В другой нашей песне пьяный мужик сам лег спать, а женку послал искать в поле коня. И вот она, молоденькая, идет:
...Памажы ты, зорачка,
Знайсці мне конічка!..
Какая картина ночи!
А что за точность, какой силы заряд и обиды, и жалости «хоть ты возьми да разорвись от слез...» — в простеньких, наивных и, кто-то скажет, сентиментальных словах:
Ой ты, мамачка, мамка,
Цябе кліча дзіцятка —
Пашкадуй ты сіротку
Ды памый мне галоўку!,.
Ну, а размашистый задор в «Левонихе»:
А пасынка дык і чорт не бярэ —
Несалёную капусту жарэ!..
Приятно было слышать, как подпевал себе это деревенский плясун, не находя слов от нахлынувшего веселья.
***
Мглистое, парное утро.
На поседевшем, старом частоколе у колодца — росный круг паутины. За частоколом тепло-багряные крупные цветы клеверной отавы. Над ними, в мокрой листве тяжелые малиновые сливы.
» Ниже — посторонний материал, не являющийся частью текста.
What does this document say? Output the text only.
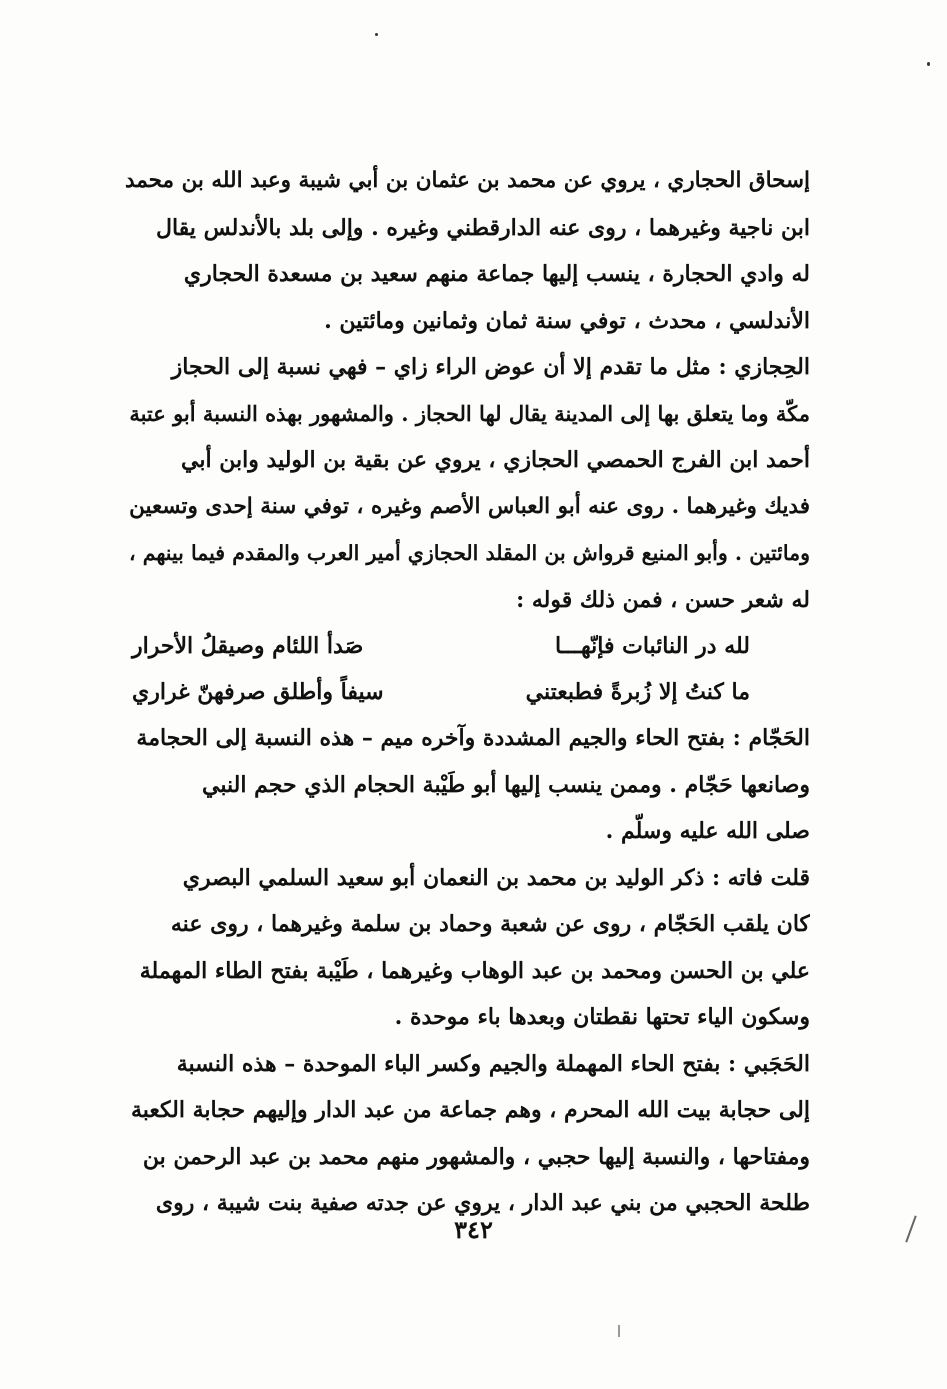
إسحاق الحجاري ، يروي عن محمد بن عثمان بن أبي شيبة وعبد الله بن محمد
ابن ناجية وغيرهما ، روى عنه الدارقطني وغيره . وإلى بلد بالأندلس يقال
له وادي الحجارة ، ينسب إليها جماعة منهم سعيد بن مسعدة الحجاري
الأندلسي ، محدث ، توفي سنة ثمان وثمانين ومائتين .
الحِجازي : مثل ما تقدم إلا أن عوض الراء زاي – فهي نسبة إلى الحجاز
مكّة وما يتعلق بها إلى المدينة يقال لها الحجاز . والمشهور بهذه النسبة أبو عتبة
أحمد ابن الفرج الحمصي الحجازي ، يروي عن بقية بن الوليد وابن أبي
فديك وغيرهما . روى عنه أبو العباس الأصم وغيره ، توفي سنة إحدى وتسعين
ومائتين . وأبو المنيع قرواش بن المقلد الحجازي أمير العرب والمقدم فيما بينهم ،
له شعر حسن ، فمن ذلك قوله :
لله در النائبات فإنّهـــا
صَدأ اللئام وصيقلُ الأحرار
ما كنتُ إلا زُبرةً فطبعتني
سيفاً وأطلق صرفهنّ غراري
الحَجّام : بفتح الحاء والجيم المشددة وآخره ميم – هذه النسبة إلى الحجامة
وصانعها حَجّام . وممن ينسب إليها أبو طَيْبة الحجام الذي حجم النبي
صلى الله عليه وسلّم .
قلت فاته : ذكر الوليد بن محمد بن النعمان أبو سعيد السلمي البصري
كان يلقب الحَجّام ، روى عن شعبة وحماد بن سلمة وغيرهما ، روى عنه
علي بن الحسن ومحمد بن عبد الوهاب وغيرهما ، طَيْبة بفتح الطاء المهملة
وسكون الياء تحتها نقطتان وبعدها باء موحدة .
الحَجَبي : بفتح الحاء المهملة والجيم وكسر الباء الموحدة – هذه النسبة
إلى حجابة بيت الله المحرم ، وهم جماعة من عبد الدار وإليهم حجابة الكعبة
ومفتاحها ، والنسبة إليها حجبي ، والمشهور منهم محمد بن عبد الرحمن بن
طلحة الحجبي من بني عبد الدار ، يروي عن جدته صفية بنت شيبة ، روى
٣٤٢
Вспоминается Лермонтов. Что, разве это не бессмертие?
***
Толстовский Позднышев сказал когда-то: «Теперь я на юг. У меня там домик и садик».
А я вот хожу по окраинным улицам и закоулкам Кисловодска, смотрю из окна электрички, по пути в Пятигорск, и радостно припоминаю их, те, очень обычные, слова.
Какая точность, и что она значит в великом мастерстве! Скажи он «дом и сад» — ничего этого не было бы.
***
Человека что-то сильно поразило, и он пишет: «Я этого никогда не забуду!» Еще и с восклицательным знаком.
Человек тот пожил, после того как написал это, недолго, уже прошло порядочно времени, как он умер. И очень бедным, грустным кажется мне это его «никогда». Потому что вот и меня то же самое явление поразило. И я понимаю, что о нем ему надо было сказать сильнее, не так шаблонно.
Потому что человек этот — Юрий Олеша — художник, который вспоминает маленький апрельский серпок луны, свежий, еще липкий гроб в кузове грузовика, а в том гробу — Маяковский...
***
На рижском колхозном рынке несметное веселое множество цветов. А под столами спокойно ходят «никем не обижаемые голуби»...
Обыкновенные слова, а — вместе с образом Катюши Масловой — запомнились на всю жизнь. Вот уже тридцать лет прошло со времени первого — может, даже и не совсем осознанного — восхищения.
***
Дети из глубинной сельской школы прислали мне письмо. Что они, мол, любят мои рассказы, что от души желают мне новых успехов.
Что ж, учитель или учительница учат их любить родную речь, литературу. И очень хорошо. Дело тут не во мне. Я так и написал им. И книгу послал. Впрочем, не впервые.
Теперь сижу в высоком самолете, и... все же радостно, невольно думаю, представляю, как где-то теперь почтальон им принес... И такое — покажется кому-то, очень обычное — для нас, белорусских писателей, не всегда обычно. И радостно бывает — с ненужной грустью...
***
«Человек, получивший немецкое образование, он писал свои произведения на языке, который мог в то время только ограничивать их влияние».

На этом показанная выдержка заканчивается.